UK Government ditches controversial Bill of Rights
The UK Government has decided not to proceed with the Bill of Rights, the Justice Secretary has said.
Alex Chalk confirmed in the House of Commons that former Justice Secretary Dominic Raab’s plans to rewrite human rights law will be officially shelved after “having carefully considered the Government’s legislative programme in the round”.
The Justice Secretary said ministers remain committed to “a human rights framework which is up-to-date and fit for purpose and works for the British people”.
Concerns had long been raised by parliamentarians, lawyers, and human rights organisations, among others, over the proposals for a new Bill of Rights.
Mr Raab had introduced the Bill during his first stint as justice secretary, but it was then shelved by Liz Truss’s short-lived government.

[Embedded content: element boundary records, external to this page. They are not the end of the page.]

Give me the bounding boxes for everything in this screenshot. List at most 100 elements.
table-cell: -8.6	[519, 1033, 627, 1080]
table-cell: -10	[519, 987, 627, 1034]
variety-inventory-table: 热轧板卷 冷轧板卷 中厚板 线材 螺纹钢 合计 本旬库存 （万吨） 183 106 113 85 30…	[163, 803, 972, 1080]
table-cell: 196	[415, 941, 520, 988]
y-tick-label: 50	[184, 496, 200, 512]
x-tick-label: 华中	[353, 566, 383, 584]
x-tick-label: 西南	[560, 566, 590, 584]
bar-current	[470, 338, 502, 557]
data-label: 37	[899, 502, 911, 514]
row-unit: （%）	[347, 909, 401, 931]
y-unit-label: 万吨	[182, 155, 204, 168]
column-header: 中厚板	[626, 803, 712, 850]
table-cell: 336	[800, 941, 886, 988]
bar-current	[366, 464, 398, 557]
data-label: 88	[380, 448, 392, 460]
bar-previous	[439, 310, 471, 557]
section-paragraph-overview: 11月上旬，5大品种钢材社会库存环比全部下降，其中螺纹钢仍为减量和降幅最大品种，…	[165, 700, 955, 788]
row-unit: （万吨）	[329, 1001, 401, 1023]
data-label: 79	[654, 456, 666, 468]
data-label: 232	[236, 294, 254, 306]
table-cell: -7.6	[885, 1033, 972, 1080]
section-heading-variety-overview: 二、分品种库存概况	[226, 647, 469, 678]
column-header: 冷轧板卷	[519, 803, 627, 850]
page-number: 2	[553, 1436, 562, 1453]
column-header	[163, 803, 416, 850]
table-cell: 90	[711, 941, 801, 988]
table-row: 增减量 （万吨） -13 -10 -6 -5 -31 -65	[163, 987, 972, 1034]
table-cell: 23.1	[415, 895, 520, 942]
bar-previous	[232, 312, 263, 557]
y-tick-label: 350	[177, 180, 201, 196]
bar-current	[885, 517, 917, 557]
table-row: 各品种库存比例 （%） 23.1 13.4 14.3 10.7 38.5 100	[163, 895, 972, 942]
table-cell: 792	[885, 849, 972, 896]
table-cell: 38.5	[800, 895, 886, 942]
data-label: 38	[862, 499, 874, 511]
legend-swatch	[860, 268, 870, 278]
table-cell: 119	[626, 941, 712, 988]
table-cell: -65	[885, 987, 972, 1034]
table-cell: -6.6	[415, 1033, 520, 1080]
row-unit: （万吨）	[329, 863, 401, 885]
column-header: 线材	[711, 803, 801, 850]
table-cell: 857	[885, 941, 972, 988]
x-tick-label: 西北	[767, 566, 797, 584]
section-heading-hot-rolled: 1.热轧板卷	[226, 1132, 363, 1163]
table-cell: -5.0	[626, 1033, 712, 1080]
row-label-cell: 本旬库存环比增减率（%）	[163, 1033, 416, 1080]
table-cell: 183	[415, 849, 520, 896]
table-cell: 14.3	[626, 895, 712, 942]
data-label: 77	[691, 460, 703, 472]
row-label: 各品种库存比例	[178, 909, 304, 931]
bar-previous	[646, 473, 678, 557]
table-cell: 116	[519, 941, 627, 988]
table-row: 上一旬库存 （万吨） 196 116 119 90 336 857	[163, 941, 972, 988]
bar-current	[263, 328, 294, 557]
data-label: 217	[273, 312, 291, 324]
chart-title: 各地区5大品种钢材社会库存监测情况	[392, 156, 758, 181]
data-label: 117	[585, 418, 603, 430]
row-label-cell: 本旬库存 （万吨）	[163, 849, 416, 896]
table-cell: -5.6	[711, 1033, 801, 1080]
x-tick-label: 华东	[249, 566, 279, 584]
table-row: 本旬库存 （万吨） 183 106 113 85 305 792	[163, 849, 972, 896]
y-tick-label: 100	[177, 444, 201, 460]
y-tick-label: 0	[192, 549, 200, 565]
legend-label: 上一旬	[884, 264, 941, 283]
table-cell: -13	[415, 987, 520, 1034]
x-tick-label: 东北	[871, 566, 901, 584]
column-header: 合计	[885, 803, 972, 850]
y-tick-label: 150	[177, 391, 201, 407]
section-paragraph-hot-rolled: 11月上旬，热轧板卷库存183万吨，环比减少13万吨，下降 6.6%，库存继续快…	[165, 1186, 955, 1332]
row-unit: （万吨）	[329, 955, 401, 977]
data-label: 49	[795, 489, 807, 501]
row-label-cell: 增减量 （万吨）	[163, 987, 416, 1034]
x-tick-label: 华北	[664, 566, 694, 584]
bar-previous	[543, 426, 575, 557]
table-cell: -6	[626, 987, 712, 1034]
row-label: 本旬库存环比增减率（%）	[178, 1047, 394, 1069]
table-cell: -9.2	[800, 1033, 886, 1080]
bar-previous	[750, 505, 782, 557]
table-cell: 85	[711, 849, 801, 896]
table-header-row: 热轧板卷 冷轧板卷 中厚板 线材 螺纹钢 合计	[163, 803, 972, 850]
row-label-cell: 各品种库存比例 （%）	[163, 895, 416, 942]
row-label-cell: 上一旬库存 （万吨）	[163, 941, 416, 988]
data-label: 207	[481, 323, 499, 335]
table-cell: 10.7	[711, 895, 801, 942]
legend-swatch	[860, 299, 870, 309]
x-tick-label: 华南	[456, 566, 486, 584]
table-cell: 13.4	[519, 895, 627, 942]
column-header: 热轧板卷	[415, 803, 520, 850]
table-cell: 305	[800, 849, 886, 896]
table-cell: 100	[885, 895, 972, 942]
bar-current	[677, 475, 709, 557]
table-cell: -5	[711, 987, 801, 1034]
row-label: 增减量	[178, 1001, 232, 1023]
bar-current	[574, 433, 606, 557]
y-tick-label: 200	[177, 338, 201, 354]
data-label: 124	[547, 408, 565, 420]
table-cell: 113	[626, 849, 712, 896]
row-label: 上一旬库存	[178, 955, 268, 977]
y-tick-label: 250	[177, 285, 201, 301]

Once back in the Cabinet, Mr Raab was set to revive it as part of the Government’s strategy to deal with the crisis of migrant small boats crossing the English Channel but it was again thrown in thrown into doubt after his resignation.

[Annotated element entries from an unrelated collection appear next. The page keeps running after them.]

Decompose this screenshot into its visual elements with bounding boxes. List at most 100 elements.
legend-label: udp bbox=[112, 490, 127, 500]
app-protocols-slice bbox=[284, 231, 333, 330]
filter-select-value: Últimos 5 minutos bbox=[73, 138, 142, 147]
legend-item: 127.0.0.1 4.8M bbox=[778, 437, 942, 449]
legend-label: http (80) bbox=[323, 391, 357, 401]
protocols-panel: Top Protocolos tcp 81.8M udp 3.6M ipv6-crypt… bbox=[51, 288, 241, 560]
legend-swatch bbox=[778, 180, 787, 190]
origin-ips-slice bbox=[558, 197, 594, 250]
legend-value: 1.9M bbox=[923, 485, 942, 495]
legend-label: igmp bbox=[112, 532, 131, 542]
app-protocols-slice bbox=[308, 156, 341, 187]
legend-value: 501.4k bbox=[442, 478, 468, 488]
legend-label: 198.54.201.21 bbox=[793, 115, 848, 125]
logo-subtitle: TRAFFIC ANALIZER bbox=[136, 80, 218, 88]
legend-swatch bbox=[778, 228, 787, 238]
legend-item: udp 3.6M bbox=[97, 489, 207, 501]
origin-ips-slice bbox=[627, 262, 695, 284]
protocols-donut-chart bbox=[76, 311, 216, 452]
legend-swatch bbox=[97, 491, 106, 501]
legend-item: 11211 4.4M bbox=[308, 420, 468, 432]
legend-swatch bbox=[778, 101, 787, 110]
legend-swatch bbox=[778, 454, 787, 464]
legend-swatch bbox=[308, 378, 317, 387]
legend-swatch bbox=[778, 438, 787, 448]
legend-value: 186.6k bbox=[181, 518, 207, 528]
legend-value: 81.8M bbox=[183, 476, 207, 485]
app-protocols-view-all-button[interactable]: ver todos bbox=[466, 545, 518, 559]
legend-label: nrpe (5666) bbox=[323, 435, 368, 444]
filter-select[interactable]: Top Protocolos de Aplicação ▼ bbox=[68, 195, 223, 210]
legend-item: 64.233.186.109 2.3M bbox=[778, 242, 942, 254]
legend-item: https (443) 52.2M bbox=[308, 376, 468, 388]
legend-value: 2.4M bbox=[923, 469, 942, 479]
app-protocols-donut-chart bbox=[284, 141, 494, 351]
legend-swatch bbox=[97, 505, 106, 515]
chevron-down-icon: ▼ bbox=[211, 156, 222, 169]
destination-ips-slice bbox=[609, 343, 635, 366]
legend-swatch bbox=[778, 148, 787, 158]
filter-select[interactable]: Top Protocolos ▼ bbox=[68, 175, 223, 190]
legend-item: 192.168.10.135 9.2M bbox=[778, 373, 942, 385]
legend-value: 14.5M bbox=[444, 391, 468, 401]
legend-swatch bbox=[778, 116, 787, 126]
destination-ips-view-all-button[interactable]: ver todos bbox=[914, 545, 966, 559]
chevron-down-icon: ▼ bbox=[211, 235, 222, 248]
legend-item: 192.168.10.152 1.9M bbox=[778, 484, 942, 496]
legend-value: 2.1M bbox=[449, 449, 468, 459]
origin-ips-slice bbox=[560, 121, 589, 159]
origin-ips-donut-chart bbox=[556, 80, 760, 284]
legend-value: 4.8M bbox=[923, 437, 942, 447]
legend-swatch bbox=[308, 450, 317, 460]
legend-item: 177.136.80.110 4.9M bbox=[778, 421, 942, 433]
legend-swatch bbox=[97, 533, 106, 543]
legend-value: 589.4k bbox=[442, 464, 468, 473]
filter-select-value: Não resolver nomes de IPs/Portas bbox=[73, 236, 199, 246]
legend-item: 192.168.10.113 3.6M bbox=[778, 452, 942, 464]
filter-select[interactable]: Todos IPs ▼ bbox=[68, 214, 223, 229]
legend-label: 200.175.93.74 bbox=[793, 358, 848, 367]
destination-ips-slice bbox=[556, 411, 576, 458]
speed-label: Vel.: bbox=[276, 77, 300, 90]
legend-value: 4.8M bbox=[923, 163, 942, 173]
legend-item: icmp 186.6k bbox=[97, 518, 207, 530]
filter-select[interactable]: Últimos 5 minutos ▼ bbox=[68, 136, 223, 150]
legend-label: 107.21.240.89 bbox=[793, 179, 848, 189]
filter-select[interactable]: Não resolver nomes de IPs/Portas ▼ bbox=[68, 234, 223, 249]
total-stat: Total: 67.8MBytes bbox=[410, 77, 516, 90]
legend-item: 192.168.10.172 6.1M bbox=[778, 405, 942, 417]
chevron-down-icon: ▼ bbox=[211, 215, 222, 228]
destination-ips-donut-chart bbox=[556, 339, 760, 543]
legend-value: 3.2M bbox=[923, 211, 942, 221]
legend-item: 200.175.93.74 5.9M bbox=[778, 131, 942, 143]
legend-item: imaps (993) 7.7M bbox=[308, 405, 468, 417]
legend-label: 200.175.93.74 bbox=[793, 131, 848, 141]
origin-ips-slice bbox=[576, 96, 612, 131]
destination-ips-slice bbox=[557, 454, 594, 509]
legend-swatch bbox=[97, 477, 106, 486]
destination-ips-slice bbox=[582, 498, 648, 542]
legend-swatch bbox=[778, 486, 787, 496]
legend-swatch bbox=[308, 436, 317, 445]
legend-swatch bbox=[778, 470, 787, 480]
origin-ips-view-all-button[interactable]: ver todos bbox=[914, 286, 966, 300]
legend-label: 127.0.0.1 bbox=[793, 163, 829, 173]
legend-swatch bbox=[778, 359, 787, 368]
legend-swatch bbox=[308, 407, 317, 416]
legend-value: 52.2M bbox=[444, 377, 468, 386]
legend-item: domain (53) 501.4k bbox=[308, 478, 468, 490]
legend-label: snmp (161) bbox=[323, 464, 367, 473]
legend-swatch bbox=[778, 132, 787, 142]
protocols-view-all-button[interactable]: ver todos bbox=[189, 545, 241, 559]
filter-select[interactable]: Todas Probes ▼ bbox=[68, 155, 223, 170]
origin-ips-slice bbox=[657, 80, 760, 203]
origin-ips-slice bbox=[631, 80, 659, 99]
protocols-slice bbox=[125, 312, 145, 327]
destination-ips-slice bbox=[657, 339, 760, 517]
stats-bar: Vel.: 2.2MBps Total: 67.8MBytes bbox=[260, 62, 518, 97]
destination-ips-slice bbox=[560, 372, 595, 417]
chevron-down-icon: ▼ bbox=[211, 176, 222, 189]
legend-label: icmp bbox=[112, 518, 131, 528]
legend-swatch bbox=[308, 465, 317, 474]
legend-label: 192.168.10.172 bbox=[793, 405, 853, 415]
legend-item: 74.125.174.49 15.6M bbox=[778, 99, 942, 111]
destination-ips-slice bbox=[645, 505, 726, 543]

Speaking during justice questions on Tuesday, the Conservative chairman of the Commons Justice Committee Sir Bob Neill asked Mr Chalk to confirm whether it was the Government’s intention to “update and modernise our human rights law as necessary, but doing so whilst firmly remaining in adherence to the Convention on Human Rights”.
Mr Chalk replied: “Yes, that’s correct. I can say also that having carefully considered the Government’s legislative programme in the round, I can inform the House we have decided not to proceed with the Bill of Rights.”
He added: “But let me say that the Government remains committed to a human rights framework which is up-to-date and fit for purpose and works for the British people.
“We have taken and are taking action to address specific issues with the Human Rights Act and the European Convention, including through the Illegal Migration Bill, the Victims and Prisoners Bill and Overseas Operations Act 2021 and indeed, the Northern Ireland Legacy Bill, the last of which addressed vexatious claims against veterans and the armed forces.
“It is right that we recalibrate and rebalance our constitution over time. That process continues.”